Baca: Operator Seluler Akan Hanguskan Nomor Seluler Prabayar yang Registrasinya Tak Sah
Selain itu, Yunus juga mengatakan bahwa batas maksimal transaksi tunai Rp 100 juta sudah melalui pertimbangan yang matang. Penetapan itu dilakukan guna membuat kompatibilitas dengan batas transaksi tunai negara lain.
"Bila anda melihat ke luar, batas transaksi Prancis adalah EUR 15.000. Begitupun Australia, jika dihitung berdasarkan rupiah, batas transaksi tunainya sebesar Rp 100 juta. Jadi, ketetapan ini untuk menjaga kompatibilitas dan konsistensi," sebutnya.
Penjagaan kompatibilitas tersebut diyakini sangat penting. Pasalnya, bila batas maksimal transaksi tunai dibuat berbeda, itu akan membuat kebingungan mengenai aturan yang berlaku.
"Ya anda akan bingung kalo berbeda-beda.
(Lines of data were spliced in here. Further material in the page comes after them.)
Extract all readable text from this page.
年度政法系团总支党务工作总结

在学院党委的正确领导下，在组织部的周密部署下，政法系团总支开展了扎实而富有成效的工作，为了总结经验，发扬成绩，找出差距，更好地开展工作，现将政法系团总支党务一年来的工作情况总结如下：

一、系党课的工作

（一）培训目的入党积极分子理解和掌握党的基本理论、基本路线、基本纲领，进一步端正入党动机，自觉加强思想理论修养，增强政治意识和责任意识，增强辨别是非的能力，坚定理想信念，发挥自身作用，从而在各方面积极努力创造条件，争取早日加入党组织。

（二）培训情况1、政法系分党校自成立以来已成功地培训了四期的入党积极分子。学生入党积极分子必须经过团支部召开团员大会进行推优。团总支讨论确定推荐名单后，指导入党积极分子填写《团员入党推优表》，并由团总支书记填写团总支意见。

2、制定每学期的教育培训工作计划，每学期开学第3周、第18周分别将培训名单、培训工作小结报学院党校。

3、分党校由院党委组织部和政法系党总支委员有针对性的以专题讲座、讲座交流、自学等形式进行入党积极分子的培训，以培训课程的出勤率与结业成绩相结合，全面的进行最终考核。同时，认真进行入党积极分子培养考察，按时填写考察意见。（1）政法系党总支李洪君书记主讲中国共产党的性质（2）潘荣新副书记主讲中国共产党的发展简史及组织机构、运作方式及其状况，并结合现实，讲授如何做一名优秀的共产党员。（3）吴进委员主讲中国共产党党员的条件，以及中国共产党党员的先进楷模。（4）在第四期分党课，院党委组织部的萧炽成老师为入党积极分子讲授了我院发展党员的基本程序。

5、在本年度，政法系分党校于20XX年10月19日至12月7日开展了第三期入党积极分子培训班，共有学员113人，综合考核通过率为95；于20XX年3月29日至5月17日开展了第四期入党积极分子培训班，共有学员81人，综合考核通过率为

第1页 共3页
Misal, jika anda berobat ke Singapura atau Australia, sedangkan batas transaksi tunai kita Rp 25 juta, nanti aturan mana yang berlaku?" jelasnya.
Sebagai tambahan informasi, transaksi tunai untuk biaya pengobatan memang masuk dalam daftar RUU PTUK sebagai pengecualian. Selain itu, RUU PTUK memiliki 11 pengecualian lainnya. Tiga diantaranya yaitu transaksi tunai untuk melaksanakan putusan pengadilan, transaksi tunai untuk penanggulangan bencana alam, dan transaksi tunai untuk pelaksanaan penegakan hukum.